Ja, welch geschäftiger Graus wären da heile Mühlen, etwa die quietschende, kreischende elektrische Futtermühle im Belziger Mühlenhölzchen … Ganz anders da Reppinichen, zwei lautlose Mühlenruinen. Steht die eine davon in Loewigs später Zeichnung gar auf einem Totenkopf? Ich gestehe, mich getäuscht zu haben, das Blatt zeigt doch nur einen aufgerichteten Mühlstein, auf den sich der Mühlenkörper zu stützen scheint. Und ich bin erleichtert, solchen Totenschädelanblick nicht aushalten zu müssen. Unverkennbar aber das riesige, dunkle Kreuz, das die Mühlenflügel mahnend bilden. Memento mori, gedenke des Todes.

Ja, eines geschehenen, zu betrauernden Todes gedenkt Christa Jeitner mit ihrem Epitaph „Dem Müller, dem Mehl und dem Bäcker.“ Da liegen gefaltete Kornsäcke, hängt ein Mehlsack. Die beiden liegenden Relikte: Heftstiche hindern das Zur-Hand-Nehmen und Aufschütteln, ein Fadenkreuz macht das gefaltete Arbeitszeug zum Päckchen, anzuschauen oder wegzugeben, aber nicht aufzuschnüren, um es noch einmal zu benutzen.

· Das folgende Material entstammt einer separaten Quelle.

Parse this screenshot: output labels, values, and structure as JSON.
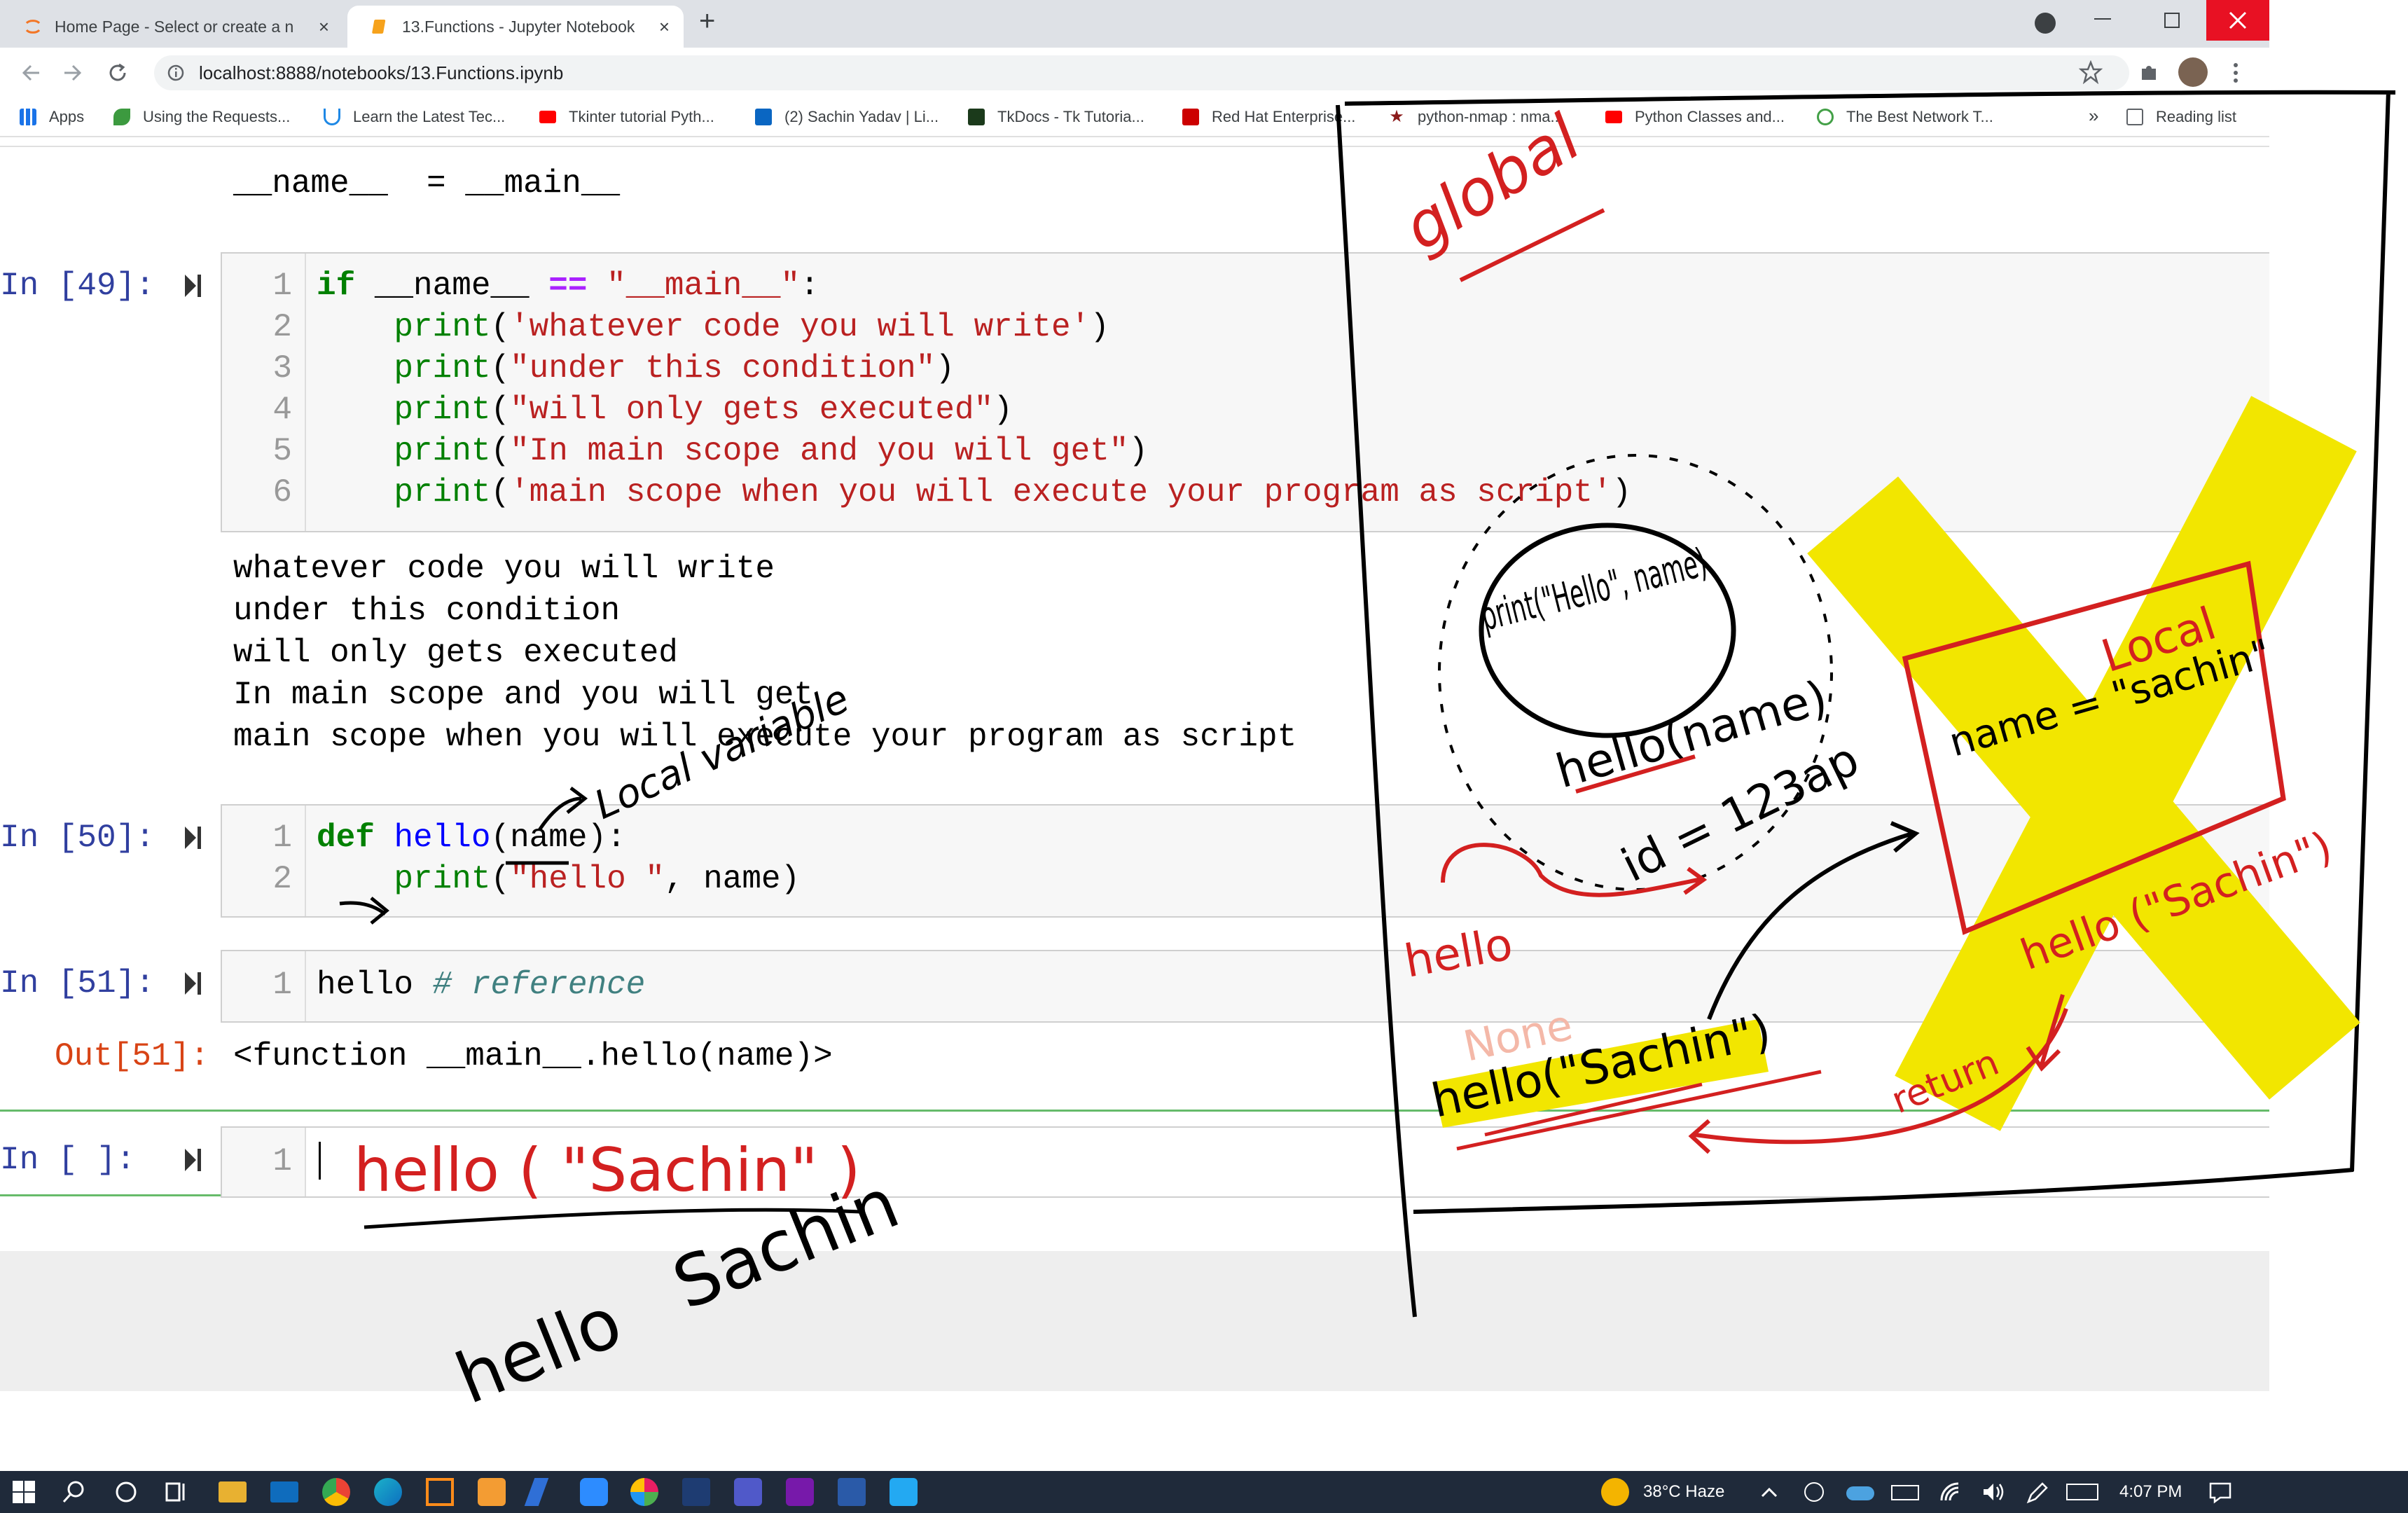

Der hängende leinene Mehlsack mit seinem gealterten Antlitz, in sich selbst schon Stückwerk, gewissenhaftes Flickwerk mit festen Nähten, das Licht macht die breiten Säume sichtbar … ach, der hätte sein Werk noch gemacht, aber nein – keine Mühlenflügel drehen sich mehr, also Schluss jetzt: Quer und doppelt näht Jeitner mit großen Stichen, keiner kann diesen Mehlsack noch befüllen, hier ist nichts mehr zuhanden, hier wird nur noch bewahrt. Und bezeugt. Im Bezeugen womöglich für andere erst ins Bewusstsein heben, dass da Kostbares hängt und liegt. Man reibt sich die Augen, entdeckt im eigentlich schon Weggeworfenen den einzelnen noch gesponnenen und verwobenen Faden, man nimmt Texturen, Farbschattierungen, Faltungen wahr, die entwaffnende Schönheit alter, auf das schlechthin Notwendige reduzierter Handwerksgegenstände in ihren stets dem menschlichen Zugreifen dienenden, kein menschliches Maß sprengenden Proportionen. Das alles jetzt aus seinem Sinn gefallen. Bloße Zeugenschaft macht uns immerhin zu Augenzeugen, wir sehen ein Epitaph. Und ahnen: Um heute Adäquates zu schaffen, brauchte ein Künstler die Unschuld eines Kindes …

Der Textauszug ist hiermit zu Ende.